Today’s practice: If you haven’t created something lately, try creating something online.
At our all-university kick-off meeting for Emily Carr‘s spring semester, President Ron Burnett talked about the university’s work in terms of materiality; in terms of the work, thinking and process that goes into bringing actual artifacts into being.
In an art and design university, many (but by no means all) of the material artifacts are physical objects like paintings, sculptures or furniture. But materiality can be a property of the digital too.

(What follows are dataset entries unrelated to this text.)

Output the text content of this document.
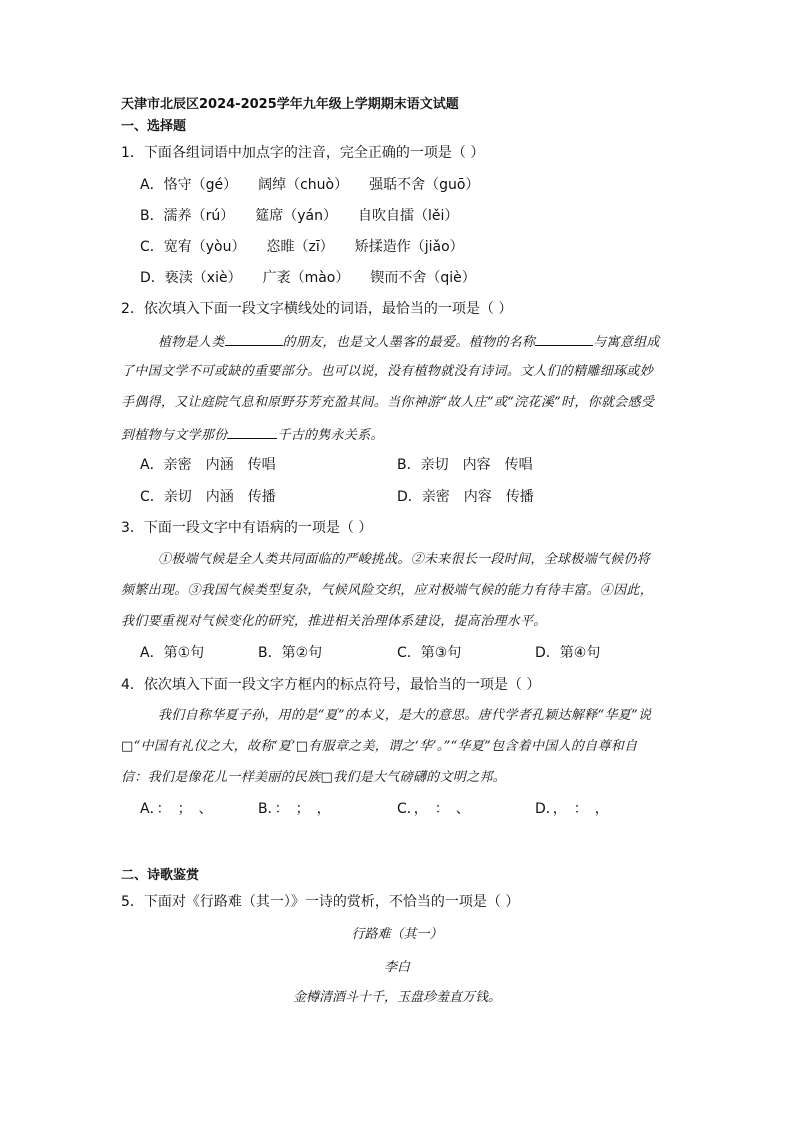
天津市北辰区2024-2025学年九年级上学期期末语文试题
一、选择题
1．下面各组词语中加点字的注音，完全正确的一项是（ ）
A．恪守（gé）　　阔绰（chuò）　　强聒不舍（guō）
B．濡养（rú）　　筵席（yán）　　自吹自擂（lěi）
C．宽宥（yòu）　　恣睢（zī）　　矫揉造作（jiǎo）
D．亵渎（xiè）　　广袤（mào）　　锲而不舍（qiè）
2．依次填入下面一段文字横线处的词语，最恰当的一项是（ ）
植物是人类	的朋友，也是文人墨客的最爱。植物的名称	与寓意组成
了中国文学不可或缺的重要部分。也可以说，没有植物就没有诗词。文人们的精雕细琢或妙
手偶得，又让庭院气息和原野芬芳充盈其间。当你神游“故人庄”或“浣花溪”时，你就会感受
到植物与文学那份	千古的隽永关系。
A．亲密　内涵　传唱	B．亲切　内容　传唱
C．亲切　内涵　传播	D．亲密　内容　传播
3．下面一段文字中有语病的一项是（ ）
①极端气候是全人类共同面临的严峻挑战。②未来很长一段时间，全球极端气候仍将
频繁出现。③我国气候类型复杂，气候风险交织，应对极端气候的能力有待丰富。④因此，
我们要重视对气候变化的研究，推进相关治理体系建设，提高治理水平。
A．第①句	B．第②句	C．第③句	D．第④句
4．依次填入下面一段文字方框内的标点符号，最恰当的一项是（ ）
我们自称华夏子孙，用的是“夏”的本义，是大的意思。唐代学者孔颖达解释“华夏”说
□“中国有礼仪之大，故称‘夏’□有服章之美，谓之‘华’。”“华夏”包含着中国人的自尊和自
信：我们是像花儿一样美丽的民族□我们是大气磅礴的文明之邦。
A．：　；　、	B．：　；　，	C．，　：　、	D．，　：　，
二、诗歌鉴赏
5．下面对《行路难（其一）》一诗的赏析，不恰当的一项是（ ）
行路难（其一）
李白
金樽清酒斗十千，玉盘珍羞直万钱。
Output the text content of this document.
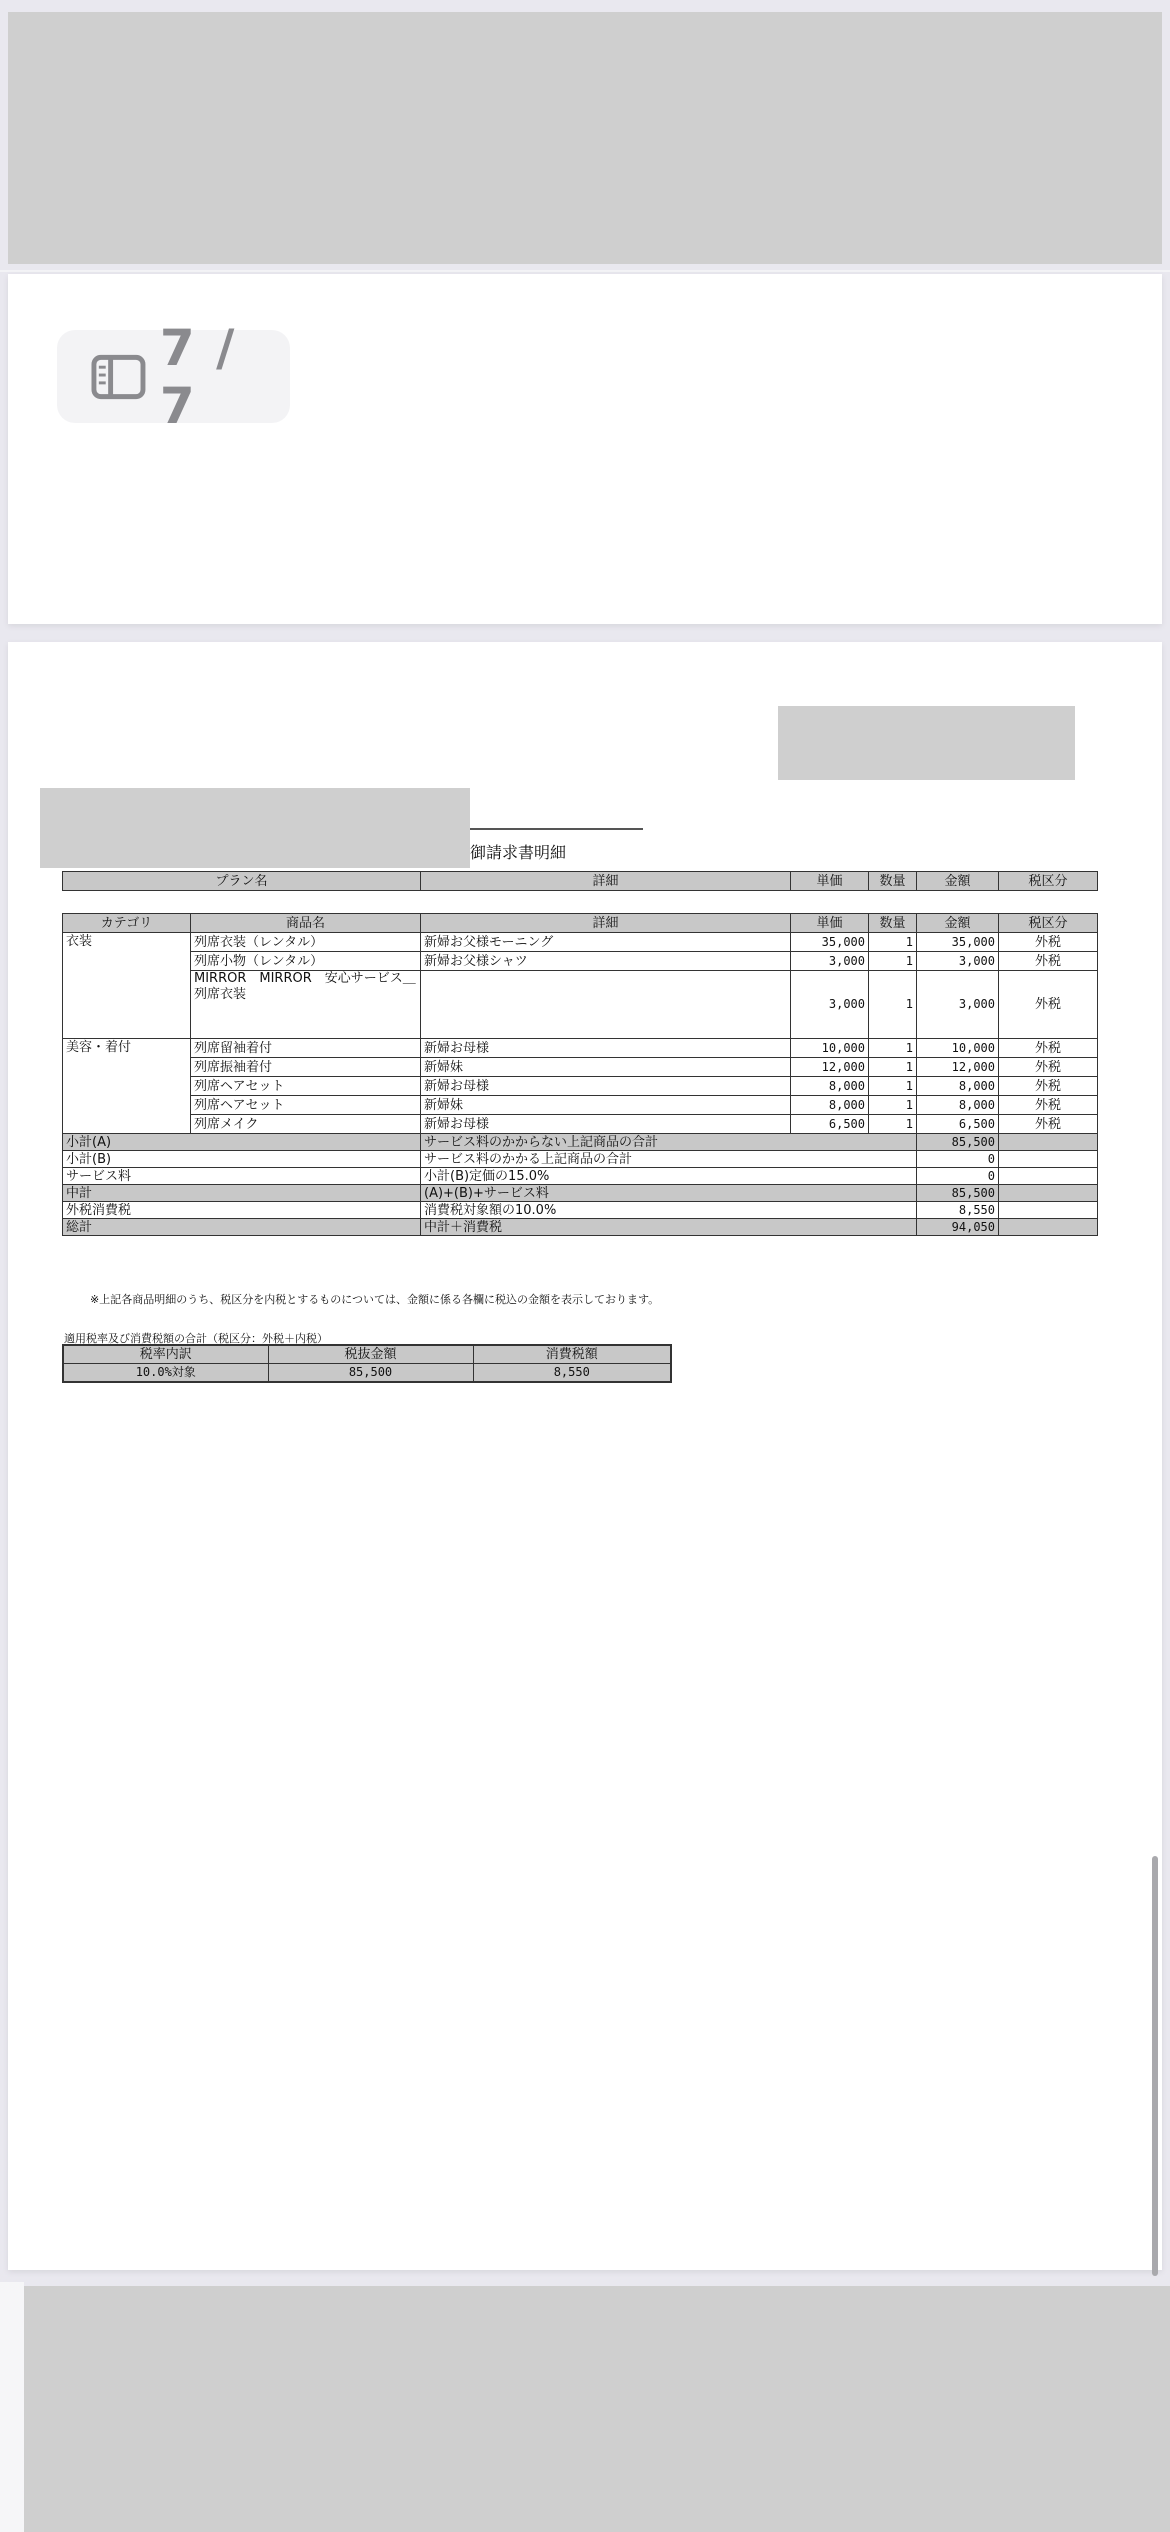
7 / 7
御請求書明細
プラン名	詳細	単価	数量	金額	税区分
カテゴリ	商品名	詳細	単価	数量	金額	税区分
衣装	列席衣装（レンタル）	新婦お父様モーニング	35,000	1	35,000	外税
	列席小物（レンタル）	新婦お父様シャツ	3,000	1	3,000	外税
	MIRROR　MIRROR　安心サービス＿列席衣装		3,000	1	3,000	外税
美容・着付	列席留袖着付	新婦お母様	10,000	1	10,000	外税
	列席振袖着付	新婦妹	12,000	1	12,000	外税
	列席ヘアセット	新婦お母様	8,000	1	8,000	外税
	列席ヘアセット	新婦妹	8,000	1	8,000	外税
	列席メイク	新婦お母様	6,500	1	6,500	外税
小計(A)		サービス料のかからない上記商品の合計			85,500	
小計(B)		サービス料のかかる上記商品の合計			0	
サービス料		小計(B)定価の15.0%			0	
中計		(A)+(B)+サービス料			85,500	
外税消費税		消費税対象額の10.0%			8,550	
総計		中計＋消費税			94,050	
※上記各商品明細のうち、税区分を内税とするものについては、金額に係る各欄に税込の金額を表示しております。
適用税率及び消費税額の合計（税区分：外税＋内税）
税率内訳	税抜金額	消費税額
10.0%対象	85,500	8,550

Friends and colleagues have frequently expressed their envy that my work involves actually making something tangible: web sites, online communities and social media presences. Projects like Participedia, Eat Street and Learning, Freedom and the Web, which I’ve been privileged to contribute to at the SIM Centre, create digital artifacts you can see and use even if you can’t directly touch them. Projects like NetSquared, Tyze and Untape, which I worked on at Social Signal, turned into resources that people use every day.
We live in a world in which more and more people are service or information workers, whose productive output is often transient or intangible. In this world of impermanence, work that yields some kind of durable, visible outcome — work with some kind of materiality — provides satisfactions that are increasingly unfamiliar, and increasingly enviable.
The personal and creative use of social media, which makes it ever easier to create and share words, pictures or even entire communities, makes the experience of materiality available to people whose income may never involve creating anything more material than a memo. Even (or especially) if your work is entirely conceptual, you can explore the joys and lessons of materiality through social media. You can create something tangible — an image gallery, a magazine, a community of like-minded people — without ever writing a line of code.
Art and design schools exist because people, businesses and societies need both the experience and results of material production. Digital production makes that kind of materiality available to more people. If you long to create something real, try creating something virtual.
What a great post and really a different way to look at the virtual world. I guess this explains the fascination with outlets like Twitter, Pinterest and Instagram with people who seem more left brain than right. We all long to create something that others take notice of and these platforms allow us all to be creative in some way. I really enjoyed this post, very fresh and different. Thank you.